De deux choses l’une : ou j’ai bien compris l’histoire, et les Avengers ont été vaincu, ou je ne l’ai point, et ils l’ont quand même été. Je m’explique. Si comme j’ai cru le comprendre, le temps est une dimension linéaire dans laquelle ce qui a été fait ne saurait être défait (ou plutôt ici ce qui a été défait ne saurait être refait), alors le retour des disparus (en réalité la réunion des pierres d’infinité) marque la fin de l’univers A et l’avènement du B et ne comporte donc en lui aucun motif de victoire. Vaincus dans le premier, les Avengers le sont donc toujours, dans la mesure où celui-ci n’existe plus.


Mais si jamais je me trompais, comme je le pressens, mon cerveau m’ayant lâchement abandonné aux portes de la salle, alors les Avengers auraient certes commué leur précédente défaite en victoire, sur la forme tout du moins, mais, dans le même temps, offert à Thanos une victoire totale sur le fond.


Je développe. Ici comme ailleurs, l’affrontement entre le Bien et le Mal procède d’une initiative du second, en l’occurrence cette ambition, malthusienne s’il en est, de rétablir une sorte d’équilibre dans l’univers moyennant la réduction de moitié de sa population. Les règles d’engagement sont donc dictées par le Mal et il appartient alors au Bien, sans ne jamais rien sacrifier de ses idéaux et de ses valeurs, de lui damer le pion ; il s’agit aussi de se glorifier, comme les chevaliers de la Table Ronde, qui devaient rigoureusement s’acquitter des défis imposés par leur challengers pour en ressortir victorieux et grandis. Car s’il venait à s’y soustraire, on aurait vite fait de le convoquer devant la justice pour félonie et d’annuler sa victoire ! Or, si l’on s’en tient strictement aux règles telles qu’elles ont été définies par Thanos, les Avengers ont, de mon point de vue, sinon perdu, du moins gagné en trichant. Ces Crétins de Troyes n’ont donc rien compris. Le Bien, s’il est le Bien doit certes triompher du Mal, mais encore le vaincre à son propre jeu pour révéler les faisceaux de contradictions, d’usurpations et de tromperie qui le composent. Comme le raisonnement en Sciences, le manière de vaincre importe autant, sinon plus, que le résultat en matière de manichéisme, voire de mazdéisme.

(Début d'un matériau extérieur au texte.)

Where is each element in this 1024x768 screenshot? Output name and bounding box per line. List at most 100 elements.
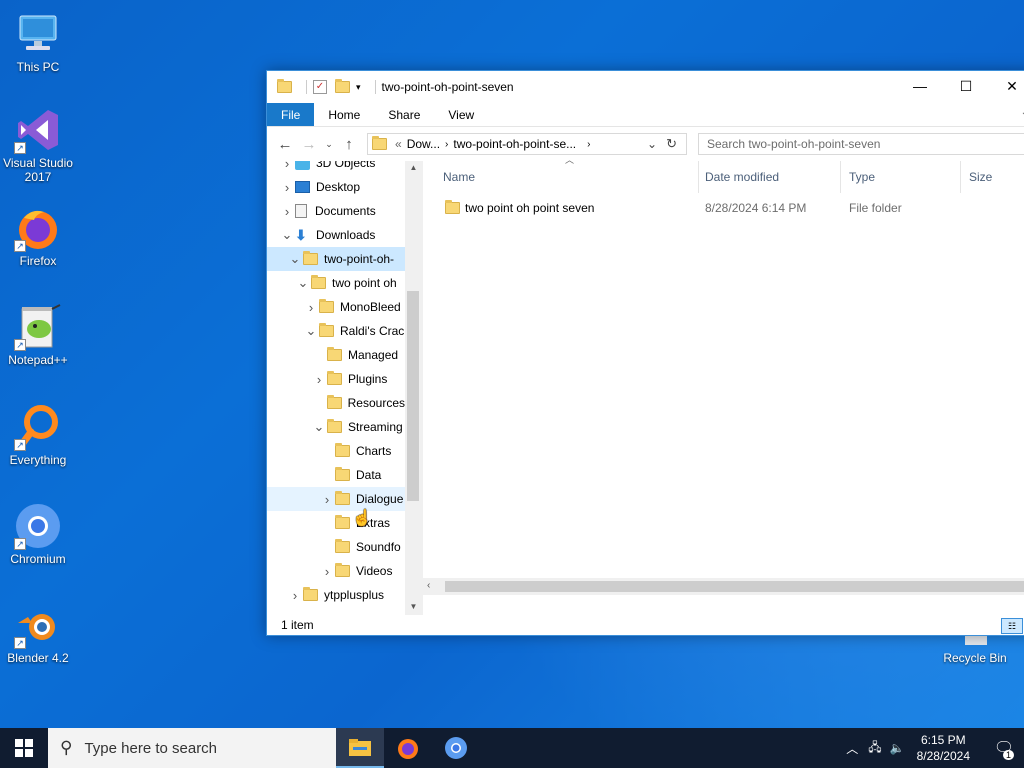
breadcrumb-downloads[interactable]: Dow... — [407, 137, 440, 151]
taskbar-file-explorer[interactable] — [336, 728, 384, 768]
nav-item[interactable]: › Dialogue — [267, 487, 405, 511]
refresh-icon[interactable]: ↻ — [666, 136, 677, 152]
desktop-icon-notepad-plus-plus[interactable]: ↗ Notepad++ — [0, 303, 76, 367]
back-button[interactable]: ← — [273, 136, 297, 153]
column-name[interactable]: Name — [435, 161, 699, 193]
column-size[interactable]: Size — [961, 161, 1024, 193]
nav-item[interactable]: ⌄ two point oh — [267, 271, 405, 295]
nav-item[interactable]: ⌄ Streaming — [267, 415, 405, 439]
file-explorer-window: ✓ ▾ two-point-oh-point-seven — ☐ ✕ File … — [266, 70, 1024, 636]
file-row[interactable]: two point oh point seven 8/28/2024 6:14 … — [423, 197, 1024, 219]
quick-access-dropdown-icon[interactable]: ▾ — [356, 82, 361, 93]
nav-item[interactable]: › MonoBleed — [267, 295, 405, 319]
folder-icon — [326, 395, 342, 409]
desktop-icon-firefox[interactable]: ↗ Firefox — [0, 204, 76, 268]
nav-item-label: Downloads — [316, 228, 376, 242]
scroll-left-icon[interactable]: ‹ — [427, 580, 430, 591]
nav-item[interactable]: › 3D Objects — [267, 161, 405, 175]
maximize-button[interactable]: ☐ — [943, 71, 989, 101]
desktop-icon-chromium[interactable]: ↗ Chromium — [0, 502, 76, 566]
scroll-up-icon[interactable]: ▲ — [405, 163, 422, 172]
nav-item[interactable]: Resources — [267, 391, 405, 415]
recent-locations-dropdown[interactable]: ⌄ — [321, 139, 337, 150]
chevron-right-icon[interactable]: › — [445, 139, 448, 150]
desktop-icon-label: Notepad++ — [8, 353, 68, 367]
desktop-icon-everything[interactable]: ↗ Everything — [0, 403, 76, 467]
volume-muted-icon[interactable]: 🔈 — [890, 741, 905, 755]
file-list-pane[interactable]: ︿ Name Date modified Type Size two point… — [423, 155, 1024, 615]
shortcut-arrow-icon: ↗ — [14, 439, 26, 451]
chevron-down-icon[interactable]: ⌄ — [303, 323, 319, 339]
chevron-right-icon[interactable]: › — [279, 204, 295, 219]
desktop-icon-visual-studio[interactable]: ↗ Visual Studio 2017 — [0, 106, 76, 184]
chevron-right-icon[interactable]: › — [279, 180, 295, 195]
breadcrumb-current[interactable]: two-point-oh-point-se... — [453, 137, 576, 151]
tab-home[interactable]: Home — [314, 103, 374, 126]
file-name[interactable]: two point oh point seven — [465, 201, 594, 215]
address-dropdown-icon[interactable]: ⌄ — [647, 137, 657, 151]
clock[interactable]: 6:15 PM 8/28/2024 — [917, 732, 970, 764]
tab-view[interactable]: View — [434, 103, 488, 126]
details-view-icon[interactable]: ☷ — [1001, 618, 1023, 634]
chevron-right-icon[interactable]: › — [319, 492, 335, 507]
firefox-icon: ↗ — [14, 204, 62, 252]
chevron-down-icon[interactable]: ⌄ — [295, 275, 311, 291]
navigation-pane[interactable]: › 3D Objects › Desktop › Documents ⌄ ⬇ Downloads… — [267, 161, 423, 615]
nav-item[interactable]: ⌄ two-point-oh- — [267, 247, 405, 271]
nav-scrollbar[interactable]: ▲ ▼ — [405, 161, 422, 615]
chevron-right-icon[interactable]: › — [279, 161, 295, 171]
column-date-modified[interactable]: Date modified — [697, 161, 841, 193]
desktop-icon-this-pc[interactable]: This PC — [0, 10, 76, 74]
nav-item[interactable]: Extras — [267, 511, 405, 535]
scrollbar-thumb[interactable] — [445, 581, 1024, 592]
properties-icon[interactable]: ✓ — [313, 80, 327, 94]
search-input[interactable]: Search two-point-oh-point-seven — [707, 137, 880, 151]
nav-item[interactable]: Managed — [267, 343, 405, 367]
horizontal-scrollbar[interactable]: ‹ — [423, 578, 1024, 595]
nav-item[interactable]: › Documents — [267, 199, 405, 223]
search-box[interactable]: Search two-point-oh-point-seven — [698, 133, 1024, 155]
nav-item[interactable]: ⌄ Raldi's Crac — [267, 319, 405, 343]
scroll-down-icon[interactable]: ▼ — [405, 602, 422, 611]
nav-item[interactable]: Charts — [267, 439, 405, 463]
forward-button[interactable]: → — [297, 136, 321, 153]
start-button[interactable] — [0, 728, 48, 768]
network-icon[interactable]: 🖧 — [868, 738, 881, 759]
address-bar[interactable]: « Dow... › two-point-oh-point-se... › ⌄ … — [367, 133, 687, 155]
chevron-right-icon[interactable]: › — [287, 588, 303, 603]
up-button[interactable]: ↑ — [337, 136, 361, 153]
tab-file[interactable]: File — [267, 103, 315, 126]
minimize-button[interactable]: — — [897, 71, 943, 101]
new-folder-icon[interactable] — [335, 79, 350, 93]
taskbar-search-input[interactable]: Type here to search — [84, 740, 217, 757]
ribbon-expand-icon[interactable]: ⌄ — [1021, 107, 1024, 118]
notification-center-button[interactable]: 🗨 1 — [984, 738, 1024, 760]
taskbar-firefox[interactable] — [384, 728, 432, 768]
address-overflow[interactable]: « — [395, 137, 402, 151]
taskbar-search[interactable]: ⚲ Type here to search — [48, 728, 336, 768]
nav-item[interactable]: Data — [267, 463, 405, 487]
nav-item[interactable]: › Videos — [267, 559, 405, 583]
chromium-icon: ↗ — [14, 502, 62, 550]
chevron-down-icon[interactable]: ⌄ — [311, 419, 327, 435]
nav-item[interactable]: Soundfo — [267, 535, 405, 559]
close-button[interactable]: ✕ — [989, 71, 1024, 101]
column-type[interactable]: Type — [841, 161, 961, 193]
chevron-down-icon[interactable]: ⌄ — [287, 251, 303, 267]
scrollbar-thumb[interactable] — [407, 291, 419, 501]
chevron-up-icon[interactable]: ︿ — [846, 740, 858, 757]
chevron-right-icon[interactable]: › — [311, 372, 327, 387]
nav-item[interactable]: › Plugins — [267, 367, 405, 391]
chevron-down-icon[interactable]: ⌄ — [279, 227, 295, 243]
nav-item[interactable]: › Desktop — [267, 175, 405, 199]
desktop-icon-blender[interactable]: ↗ Blender 4.2 — [0, 601, 76, 665]
chevron-right-icon[interactable]: › — [319, 564, 335, 579]
chevron-right-icon[interactable]: › — [303, 300, 319, 315]
title-bar[interactable]: ✓ ▾ two-point-oh-point-seven — ☐ ✕ — [267, 71, 1024, 103]
notification-count: 1 — [1002, 750, 1014, 760]
nav-item[interactable]: › ytpplusplus — [267, 583, 405, 607]
chevron-right-icon[interactable]: › — [587, 139, 590, 150]
nav-item[interactable]: ⌄ ⬇ Downloads — [267, 223, 405, 247]
tab-share[interactable]: Share — [374, 103, 434, 126]
taskbar-chromium[interactable] — [432, 728, 480, 768]
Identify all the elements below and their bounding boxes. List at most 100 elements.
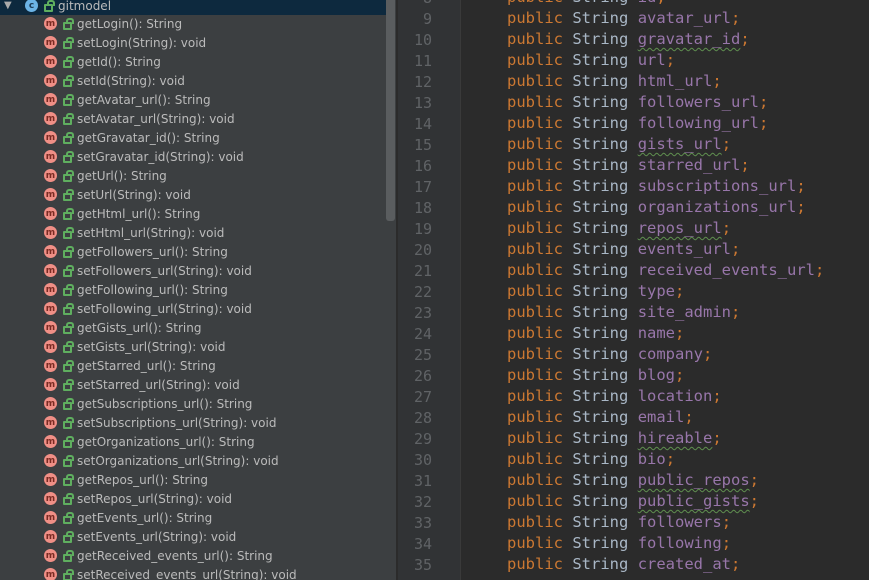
- line-number: 30: [413, 451, 432, 469]
- field-name: following: [637, 534, 722, 552]
- code-line[interactable]: public String bio;: [507, 450, 675, 468]
- method-label: setGravatar_id(String): void: [77, 149, 244, 164]
- code-line[interactable]: public String public_repos;: [507, 471, 759, 489]
- field-name: followers: [637, 513, 722, 531]
- tree-node-method[interactable]: m setFollowing_url(String): void: [0, 299, 386, 318]
- keyword: public: [507, 408, 563, 426]
- method-icon: m: [44, 17, 57, 30]
- code-line[interactable]: public String html_url;: [507, 72, 722, 90]
- keyword: public: [507, 366, 563, 384]
- code-line[interactable]: public String blog;: [507, 366, 684, 384]
- public-lock-icon: [63, 265, 74, 277]
- code-line[interactable]: public String following_url;: [507, 114, 768, 132]
- code-line[interactable]: public String public_gists;: [507, 492, 759, 510]
- line-number: 17: [413, 178, 432, 196]
- keyword: public: [507, 534, 563, 552]
- tree-node-method[interactable]: m getSubscriptions_url(): String: [0, 394, 386, 413]
- tree-node-method[interactable]: m getId(): String: [0, 52, 386, 71]
- tree-node-method[interactable]: m getFollowing_url(): String: [0, 280, 386, 299]
- public-lock-icon: [63, 493, 74, 505]
- method-label: setEvents_url(String): void: [77, 529, 237, 544]
- keyword: public: [507, 387, 563, 405]
- code-line[interactable]: public String following;: [507, 534, 731, 552]
- type-name: String: [572, 492, 629, 510]
- tree-node-method[interactable]: m setSubscriptions_url(String): void: [0, 413, 386, 432]
- code-line[interactable]: public String gists_url;: [507, 135, 731, 153]
- field-name: events_url: [637, 240, 732, 258]
- tree-node-method[interactable]: m getGravatar_id(): String: [0, 128, 386, 147]
- method-icon: m: [44, 264, 57, 277]
- tree-node-method[interactable]: m getReceived_events_url(): String: [0, 546, 386, 565]
- tree-node-method[interactable]: m setFollowers_url(String): void: [0, 261, 386, 280]
- code-line[interactable]: public String gravatar_id;: [507, 30, 750, 48]
- code-line[interactable]: public String hireable;: [507, 429, 722, 447]
- tree-node-method[interactable]: m setRepos_url(String): void: [0, 489, 386, 508]
- tree-node-method[interactable]: m getEvents_url(): String: [0, 508, 386, 527]
- public-lock-icon: [63, 417, 74, 429]
- code-line[interactable]: public String subscriptions_url;: [507, 177, 806, 195]
- tree-node-method[interactable]: m setHtml_url(String): void: [0, 223, 386, 242]
- tree-node-method[interactable]: m setId(String): void: [0, 71, 386, 90]
- field-name: html_url: [637, 72, 713, 90]
- tree-node-method[interactable]: m getStarred_url(): String: [0, 356, 386, 375]
- code-line[interactable]: public String organizations_url;: [507, 198, 806, 216]
- code-line[interactable]: public String type;: [507, 282, 684, 300]
- expand-triangle-icon[interactable]: ▼: [4, 0, 12, 11]
- code-line[interactable]: public String company;: [507, 345, 712, 363]
- method-label: getRepos_url(): String: [77, 472, 209, 487]
- tree-node-class-gitmodel[interactable]: ▼ c gitmodel: [0, 0, 386, 15]
- type-name: String: [572, 51, 629, 69]
- method-icon: m: [44, 302, 57, 315]
- tree-node-method[interactable]: m setStarred_url(String): void: [0, 375, 386, 394]
- method-icon: m: [44, 207, 57, 220]
- method-label: setGists_url(String): void: [77, 339, 226, 354]
- code-line[interactable]: public String id;: [507, 0, 666, 6]
- tree-node-method[interactable]: m setOrganizations_url(String): void: [0, 451, 386, 470]
- code-line[interactable]: public String name;: [507, 324, 684, 342]
- tree-node-method[interactable]: m getOrganizations_url(): String: [0, 432, 386, 451]
- code-line[interactable]: public String followers;: [507, 513, 731, 531]
- line-number: 24: [413, 325, 432, 343]
- tree-node-method[interactable]: m getHtml_url(): String: [0, 204, 386, 223]
- tree-node-method[interactable]: m getAvatar_url(): String: [0, 90, 386, 109]
- tree-node-method[interactable]: m setReceived_events_url(String): void: [0, 565, 386, 580]
- code-line[interactable]: public String avatar_url;: [507, 9, 740, 27]
- type-name: String: [572, 450, 629, 468]
- code-line[interactable]: public String url;: [507, 51, 675, 69]
- public-lock-icon: [63, 227, 74, 239]
- method-label: getHtml_url(): String: [77, 206, 201, 221]
- code-line[interactable]: public String starred_url;: [507, 156, 750, 174]
- keyword: public: [507, 450, 563, 468]
- code-line[interactable]: public String site_admin;: [507, 303, 740, 321]
- tree-node-method[interactable]: m getGists_url(): String: [0, 318, 386, 337]
- tree-node-method[interactable]: m setLogin(String): void: [0, 33, 386, 52]
- structure-panel: ▼ c gitmodel m getLogin(): String m setL…: [0, 0, 397, 580]
- tree-node-method[interactable]: m setUrl(String): void: [0, 185, 386, 204]
- tree-node-method[interactable]: m getRepos_url(): String: [0, 470, 386, 489]
- type-name: String: [572, 9, 629, 27]
- code-line[interactable]: public String followers_url;: [507, 93, 768, 111]
- field-name: avatar_url: [637, 9, 732, 27]
- keyword: public: [507, 177, 563, 195]
- code-line[interactable]: public String events_url;: [507, 240, 740, 258]
- keyword: public: [507, 30, 563, 48]
- tree-node-method[interactable]: m setGists_url(String): void: [0, 337, 386, 356]
- tree-node-method[interactable]: m setAvatar_url(String): void: [0, 109, 386, 128]
- code-line[interactable]: public String repos_url;: [507, 219, 731, 237]
- tree-node-method[interactable]: m getFollowers_url(): String: [0, 242, 386, 261]
- code-line[interactable]: public String received_events_url;: [507, 261, 824, 279]
- code-line[interactable]: public String created_at;: [507, 555, 740, 573]
- code-line[interactable]: public String email;: [507, 408, 694, 426]
- field-name: site_admin: [637, 303, 732, 321]
- tree-node-method[interactable]: m getLogin(): String: [0, 14, 386, 33]
- tree-node-method[interactable]: m setEvents_url(String): void: [0, 527, 386, 546]
- tree-node-method[interactable]: m getUrl(): String: [0, 166, 386, 185]
- method-icon: m: [44, 36, 57, 49]
- field-name: blog: [637, 366, 676, 384]
- type-name: String: [572, 219, 629, 237]
- code-line[interactable]: public String location;: [507, 387, 722, 405]
- field-name: gists_url: [637, 135, 722, 153]
- public-lock-icon: [63, 284, 74, 296]
- tree-node-method[interactable]: m setGravatar_id(String): void: [0, 147, 386, 166]
- field-name: public_repos: [637, 471, 750, 489]
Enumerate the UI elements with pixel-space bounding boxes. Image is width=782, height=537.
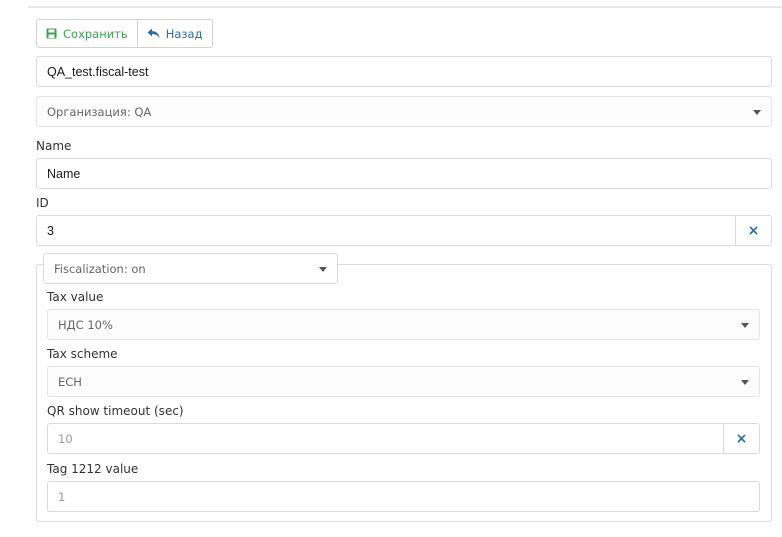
organization-select[interactable]: Организация: QA — [36, 96, 772, 127]
caret-down-icon — [741, 323, 749, 328]
save-button-label: Сохранить — [63, 26, 128, 41]
code-input[interactable]: QA_test.fiscal-test — [36, 56, 772, 87]
fiscalization-select-value: Fiscalization: on — [54, 261, 146, 276]
name-input-value: Name — [47, 166, 81, 181]
floppy-disk-icon — [46, 28, 57, 39]
qr-timeout-input[interactable]: 10 × — [47, 423, 760, 454]
qr-timeout-clear-button[interactable]: × — [723, 424, 759, 453]
tax-value-select-value: НДС 10% — [58, 317, 113, 332]
id-label: ID — [36, 196, 49, 210]
code-input-value: QA_test.fiscal-test — [47, 64, 149, 79]
id-clear-button[interactable]: × — [735, 216, 771, 245]
organization-select-value: Организация: QA — [47, 104, 152, 119]
caret-down-icon — [319, 267, 327, 272]
qr-timeout-label: QR show timeout (sec) — [47, 404, 184, 418]
back-button-label: Назад — [165, 26, 203, 41]
name-input[interactable]: Name — [36, 158, 772, 189]
tax-value-label: Tax value — [47, 290, 104, 304]
tag1212-label: Tag 1212 value — [47, 462, 139, 476]
id-input-value: 3 — [47, 223, 54, 238]
id-input[interactable]: 3 × — [36, 215, 772, 246]
tag1212-input-value: 1 — [58, 489, 66, 504]
back-button[interactable]: Назад — [137, 19, 213, 48]
tax-scheme-select[interactable]: ЕСН — [47, 366, 760, 397]
close-icon: × — [747, 222, 760, 239]
qr-timeout-input-value: 10 — [58, 431, 73, 446]
toolbar: Сохранить Назад — [36, 19, 213, 48]
fiscalization-select[interactable]: Fiscalization: on — [43, 253, 338, 284]
reply-arrow-icon — [147, 28, 160, 38]
name-label: Name — [36, 139, 72, 153]
close-icon: × — [735, 430, 748, 447]
tax-value-select[interactable]: НДС 10% — [47, 309, 760, 340]
caret-down-icon — [753, 110, 761, 115]
save-button[interactable]: Сохранить — [36, 19, 138, 48]
top-divider — [28, 6, 782, 8]
tax-scheme-label: Tax scheme — [47, 347, 118, 361]
tax-scheme-select-value: ЕСН — [58, 374, 82, 389]
tag1212-input[interactable]: 1 — [47, 481, 760, 512]
caret-down-icon — [741, 380, 749, 385]
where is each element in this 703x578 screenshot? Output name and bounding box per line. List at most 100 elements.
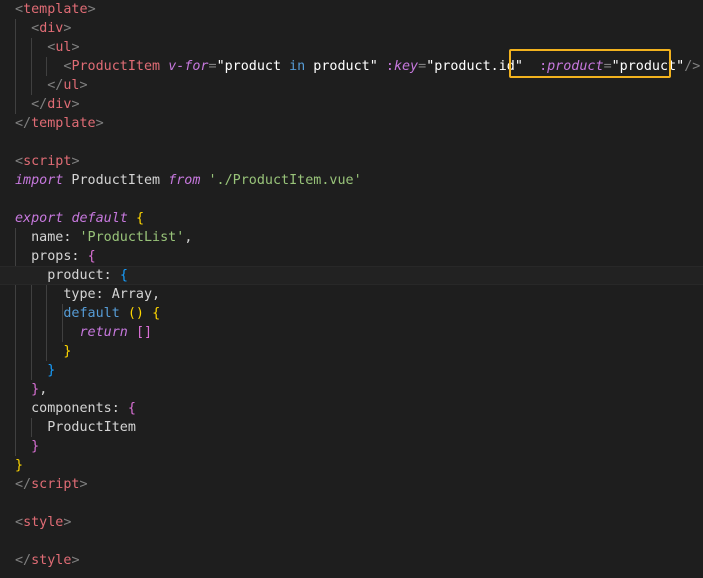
code-token: } [47, 363, 56, 378]
code-line[interactable] [0, 494, 703, 513]
code-line[interactable] [0, 133, 703, 152]
code-token: > [63, 21, 72, 36]
code-token: './ProductItem.vue' [208, 173, 362, 188]
code-token: name: [15, 230, 80, 245]
code-token: import [15, 173, 64, 188]
code-token: from [168, 173, 201, 188]
code-token: , [184, 230, 193, 245]
code-line[interactable] [0, 190, 703, 209]
code-token: = [418, 59, 427, 74]
code-token: props: [15, 249, 88, 264]
code-line[interactable]: <style> [0, 513, 703, 532]
code-line[interactable]: </template> [0, 114, 703, 133]
code-line[interactable]: import ProductItem from './ProductItem.v… [0, 171, 703, 190]
code-line[interactable]: type: Array, [0, 285, 703, 304]
code-line[interactable]: } [0, 342, 703, 361]
code-token: </ [31, 97, 48, 112]
code-token: } [63, 344, 72, 359]
code-line[interactable]: name: 'ProductList', [0, 228, 703, 247]
code-token: { [119, 268, 128, 283]
code-token: </ [15, 477, 32, 492]
code-token: return [79, 325, 128, 340]
code-token: < [15, 515, 24, 530]
code-line[interactable]: props: { [0, 247, 703, 266]
code-token: > [71, 154, 80, 169]
code-token: script [23, 154, 72, 169]
code-line[interactable]: <div> [0, 19, 703, 38]
code-token: 'ProductList' [79, 230, 185, 245]
code-line[interactable]: product: { [0, 266, 703, 285]
code-token: "product [216, 59, 290, 74]
highlight-box [509, 49, 671, 78]
code-token: ul [63, 78, 80, 93]
code-token: v-for [168, 59, 209, 74]
code-token: style [23, 515, 64, 530]
code-token: ProductItem [63, 173, 169, 188]
code-line[interactable]: </div> [0, 95, 703, 114]
code-token: > [87, 2, 96, 17]
code-token: </ [47, 78, 64, 93]
code-token: type: Array, [15, 287, 161, 302]
code-token: template [31, 116, 96, 131]
code-token: { [127, 401, 136, 416]
code-line[interactable]: } [0, 361, 703, 380]
code-token: default [63, 306, 120, 321]
code-line[interactable]: }, [0, 380, 703, 399]
code-token: { [135, 211, 144, 226]
code-token: ul [55, 40, 72, 55]
code-token: } [15, 458, 24, 473]
code-token: template [23, 2, 88, 17]
code-line[interactable]: <template> [0, 0, 703, 19]
code-line[interactable] [0, 532, 703, 551]
code-token: () [127, 306, 144, 321]
code-editor[interactable]: <template> <div> <ul> <ProductItem v-for… [0, 0, 703, 578]
code-token: div [47, 97, 72, 112]
code-line[interactable]: return [] [0, 323, 703, 342]
code-token: > [79, 477, 88, 492]
code-line[interactable]: </ul> [0, 76, 703, 95]
code-token: product: [15, 268, 120, 283]
code-token: </ [15, 116, 32, 131]
code-token: components: [15, 401, 128, 416]
code-token: style [31, 553, 72, 568]
code-token: /> [684, 59, 701, 74]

Si Thanos est l’incarnation du Mal, l’abolition de la moitié de la faune de l’univers, son funeste horizon, la réunion des pierres d’infinité, son moyen, et le sacrifice de sa fille, son ultime épreuve, il convient donc pour les Avengers, pendant du Bien, de contrarier ses plans, selon son plan. Pour simplifier l’exposé et parce qu’au fond, il ne s’agit que de ça, je résumerai cette lutte éternelle du Bien et du Mal, des Avengers et de Thanos, au seul duel entre Tony Stark et Thanos. Force est alors de constater que le premier, en culbutant le temps d’abord, et en refusant d’offrir à sa cause le sacrifice de sa fille ensuite, ne « joue plus à la loyale » et se rend même coupable d’un péché d’orgueil. A ce propos, il est amusant de noter que le génial et exubérant milliardaire affiche d’avantage les attributs du Mal que l’ascétique et nihiliste Titan, qui s’en revendique pourtant.


Evidemment, Thanos faisant peu de cas de sa progéniture devant sa mission, son sacrifice s’en retrouve plus facile que celui demandé à Stark. Il n’empêche ; cette audace, cette effronterie, cette immodestie face aux règles montre bien la complaisance des scénaristes à l’égard du Bien. Mais qu’on ne se méprenne pas ! Que celui-ci gagne ne me dérange absolument pas ; bien au contraire. S’il est vraiment le meilleur, qu’il en soit ainsi. Mais s’il l’est vraiment, qu’il en fasse seul la preuve, et qu’on ne recourt, en haut, à aucun subterfuge malhonnête pour l’avantager. On y verrait sinon l’aveu de son infériorité.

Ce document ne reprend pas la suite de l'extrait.